Berra nods. “Thank you. I’ll present these. It’s appropriate to note that Death comes to all things.”
“I’ve designed it such that it can be hung on a wall, or placed on an altar, as needed.”
“It’s got a lot of the teeth,” Berra says. “Does Rajar have enough left to make his helmet cover?”
“Did you see how many teeth that thing had?”
“I ended up mostly near the swishy bit at the back,” Berra says. “Did the skin go… I mean, did you award the skin to anyone?”
Varanis blinks. “I haven’t thought about it. No one asked me and, to be honest, I was rather focused on the teeth.”
“If it goes to Suuraki, then he could have armour made of it, and then he’d have armour.” Berra runs her fingers over one of the claws and shudders a bit.
“He needs armour,” Varanis agrees. “And it was his leg that the thing tried to eat. It’s a good idea.”
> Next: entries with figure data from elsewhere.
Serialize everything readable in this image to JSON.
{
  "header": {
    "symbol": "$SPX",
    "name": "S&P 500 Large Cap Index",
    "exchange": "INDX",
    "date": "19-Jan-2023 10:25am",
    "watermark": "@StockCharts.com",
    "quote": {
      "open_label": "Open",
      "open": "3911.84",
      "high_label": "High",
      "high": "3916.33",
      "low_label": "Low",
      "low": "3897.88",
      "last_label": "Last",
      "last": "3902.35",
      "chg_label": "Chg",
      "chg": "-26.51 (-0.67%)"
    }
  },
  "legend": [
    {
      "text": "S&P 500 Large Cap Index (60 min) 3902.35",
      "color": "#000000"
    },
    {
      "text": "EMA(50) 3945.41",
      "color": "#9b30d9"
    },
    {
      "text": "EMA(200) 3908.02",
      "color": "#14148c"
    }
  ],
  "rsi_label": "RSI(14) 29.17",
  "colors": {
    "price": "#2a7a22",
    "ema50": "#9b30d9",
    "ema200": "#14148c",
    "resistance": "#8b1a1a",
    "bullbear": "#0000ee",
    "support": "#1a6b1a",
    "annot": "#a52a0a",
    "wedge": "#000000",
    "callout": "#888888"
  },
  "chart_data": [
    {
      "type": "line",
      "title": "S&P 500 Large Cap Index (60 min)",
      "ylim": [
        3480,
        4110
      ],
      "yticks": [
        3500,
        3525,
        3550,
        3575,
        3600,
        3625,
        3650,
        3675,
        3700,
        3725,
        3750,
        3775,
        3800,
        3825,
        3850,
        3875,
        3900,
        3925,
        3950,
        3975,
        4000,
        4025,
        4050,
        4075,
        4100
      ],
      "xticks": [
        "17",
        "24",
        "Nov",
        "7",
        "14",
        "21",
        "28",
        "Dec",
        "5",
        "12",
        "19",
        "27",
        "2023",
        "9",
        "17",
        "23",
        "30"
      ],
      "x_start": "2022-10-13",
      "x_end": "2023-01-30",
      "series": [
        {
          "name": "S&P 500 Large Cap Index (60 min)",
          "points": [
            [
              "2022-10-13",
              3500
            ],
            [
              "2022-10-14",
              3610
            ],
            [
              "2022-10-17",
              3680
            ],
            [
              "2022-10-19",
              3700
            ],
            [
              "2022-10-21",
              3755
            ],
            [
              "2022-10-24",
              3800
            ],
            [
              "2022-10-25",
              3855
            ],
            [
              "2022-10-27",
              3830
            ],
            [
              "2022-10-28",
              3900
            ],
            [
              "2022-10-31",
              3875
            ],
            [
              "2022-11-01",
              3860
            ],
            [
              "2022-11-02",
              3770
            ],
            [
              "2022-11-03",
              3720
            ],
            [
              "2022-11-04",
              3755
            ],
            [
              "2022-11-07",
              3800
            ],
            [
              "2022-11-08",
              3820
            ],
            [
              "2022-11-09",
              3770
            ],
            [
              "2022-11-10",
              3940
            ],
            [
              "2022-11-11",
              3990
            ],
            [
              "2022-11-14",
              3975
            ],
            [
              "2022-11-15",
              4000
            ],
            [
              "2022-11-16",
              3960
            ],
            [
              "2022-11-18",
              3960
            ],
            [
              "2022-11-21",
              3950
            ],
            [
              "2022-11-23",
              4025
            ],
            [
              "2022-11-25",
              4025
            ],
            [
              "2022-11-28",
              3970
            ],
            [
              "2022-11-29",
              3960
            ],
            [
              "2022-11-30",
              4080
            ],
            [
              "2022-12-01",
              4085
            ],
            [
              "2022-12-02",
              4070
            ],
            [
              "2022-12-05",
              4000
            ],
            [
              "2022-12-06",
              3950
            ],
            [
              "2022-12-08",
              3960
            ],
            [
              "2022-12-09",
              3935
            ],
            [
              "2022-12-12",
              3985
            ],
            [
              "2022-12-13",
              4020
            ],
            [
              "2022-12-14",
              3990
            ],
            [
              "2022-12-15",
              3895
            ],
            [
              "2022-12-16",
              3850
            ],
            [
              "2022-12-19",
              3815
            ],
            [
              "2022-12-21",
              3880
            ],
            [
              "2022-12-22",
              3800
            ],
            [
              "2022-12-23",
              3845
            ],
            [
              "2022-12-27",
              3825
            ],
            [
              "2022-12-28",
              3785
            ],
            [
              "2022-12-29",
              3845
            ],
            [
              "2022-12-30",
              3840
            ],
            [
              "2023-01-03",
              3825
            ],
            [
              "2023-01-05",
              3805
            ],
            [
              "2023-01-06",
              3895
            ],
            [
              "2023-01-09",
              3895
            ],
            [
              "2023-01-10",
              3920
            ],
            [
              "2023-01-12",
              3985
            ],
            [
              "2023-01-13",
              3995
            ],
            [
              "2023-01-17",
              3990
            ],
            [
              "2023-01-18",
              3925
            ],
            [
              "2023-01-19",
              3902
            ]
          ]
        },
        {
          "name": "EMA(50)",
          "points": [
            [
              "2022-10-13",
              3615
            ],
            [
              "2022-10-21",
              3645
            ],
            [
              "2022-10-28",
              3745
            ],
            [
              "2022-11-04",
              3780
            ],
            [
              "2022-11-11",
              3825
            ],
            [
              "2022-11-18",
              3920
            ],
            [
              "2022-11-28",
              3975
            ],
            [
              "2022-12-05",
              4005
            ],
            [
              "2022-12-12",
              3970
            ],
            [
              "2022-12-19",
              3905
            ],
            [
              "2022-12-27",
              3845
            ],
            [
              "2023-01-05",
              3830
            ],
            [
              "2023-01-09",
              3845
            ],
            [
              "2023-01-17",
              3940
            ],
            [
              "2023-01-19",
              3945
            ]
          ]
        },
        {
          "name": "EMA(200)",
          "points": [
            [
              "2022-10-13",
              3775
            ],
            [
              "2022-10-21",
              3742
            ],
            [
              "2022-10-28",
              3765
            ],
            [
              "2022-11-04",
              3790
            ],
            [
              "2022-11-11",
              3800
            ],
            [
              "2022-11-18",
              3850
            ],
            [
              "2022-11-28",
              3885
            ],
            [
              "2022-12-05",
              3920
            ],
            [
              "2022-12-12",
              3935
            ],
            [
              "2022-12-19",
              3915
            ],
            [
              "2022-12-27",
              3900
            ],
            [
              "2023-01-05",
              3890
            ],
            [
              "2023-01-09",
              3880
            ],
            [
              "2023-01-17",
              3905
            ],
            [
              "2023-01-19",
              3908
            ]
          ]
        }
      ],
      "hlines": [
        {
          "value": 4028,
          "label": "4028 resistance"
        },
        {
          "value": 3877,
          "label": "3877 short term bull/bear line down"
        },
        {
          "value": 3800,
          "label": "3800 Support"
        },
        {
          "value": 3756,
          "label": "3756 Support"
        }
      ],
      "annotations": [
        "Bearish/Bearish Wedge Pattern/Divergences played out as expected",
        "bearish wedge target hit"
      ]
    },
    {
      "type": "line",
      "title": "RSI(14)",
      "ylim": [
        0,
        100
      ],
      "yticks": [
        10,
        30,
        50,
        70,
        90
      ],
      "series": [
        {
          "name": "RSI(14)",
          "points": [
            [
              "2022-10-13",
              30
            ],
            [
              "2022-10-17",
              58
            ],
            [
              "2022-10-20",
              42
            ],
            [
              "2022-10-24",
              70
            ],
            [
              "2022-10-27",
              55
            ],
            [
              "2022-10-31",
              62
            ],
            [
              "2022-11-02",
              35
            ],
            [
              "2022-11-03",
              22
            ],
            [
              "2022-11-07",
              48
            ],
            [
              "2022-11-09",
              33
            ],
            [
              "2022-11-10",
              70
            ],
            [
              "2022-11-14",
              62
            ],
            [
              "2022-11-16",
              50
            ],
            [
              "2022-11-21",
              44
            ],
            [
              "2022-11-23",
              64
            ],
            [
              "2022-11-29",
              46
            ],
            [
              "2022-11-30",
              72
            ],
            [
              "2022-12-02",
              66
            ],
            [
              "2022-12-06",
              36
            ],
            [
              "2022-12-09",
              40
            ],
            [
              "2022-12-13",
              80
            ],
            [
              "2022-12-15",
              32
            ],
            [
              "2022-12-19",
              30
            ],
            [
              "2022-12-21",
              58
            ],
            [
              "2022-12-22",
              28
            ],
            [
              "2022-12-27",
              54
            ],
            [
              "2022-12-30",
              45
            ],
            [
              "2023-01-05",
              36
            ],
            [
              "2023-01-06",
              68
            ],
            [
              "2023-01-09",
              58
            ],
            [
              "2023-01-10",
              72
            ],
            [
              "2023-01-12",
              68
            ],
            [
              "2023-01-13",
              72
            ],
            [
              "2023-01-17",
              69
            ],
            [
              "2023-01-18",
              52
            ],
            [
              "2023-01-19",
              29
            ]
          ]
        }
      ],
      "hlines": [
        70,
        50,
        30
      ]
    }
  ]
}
“Yeah. I… I mean, I did it a lot of damage, but I really couldn’t have taken that risk unless he had already been hurt. And he got hurt.”
“I’ll ask Suuraki if he wants the hide made into armour. Do you need anything else from me? Otherwise, I might rest a while before my guard shift.”
Berra shakes her head. “You get just before dawn, so you can be there to greet Yelm. I’ll go let Toras know.” She folds up the hide carefully and stands. “See you tomorrow, Orlanth.”
Berra receives a vague wave as Varanis turns back to stare into the darkness. “Soon. I’ll sleep soon,” she says, though it’s not clear if she’s speaking to Berra or herself.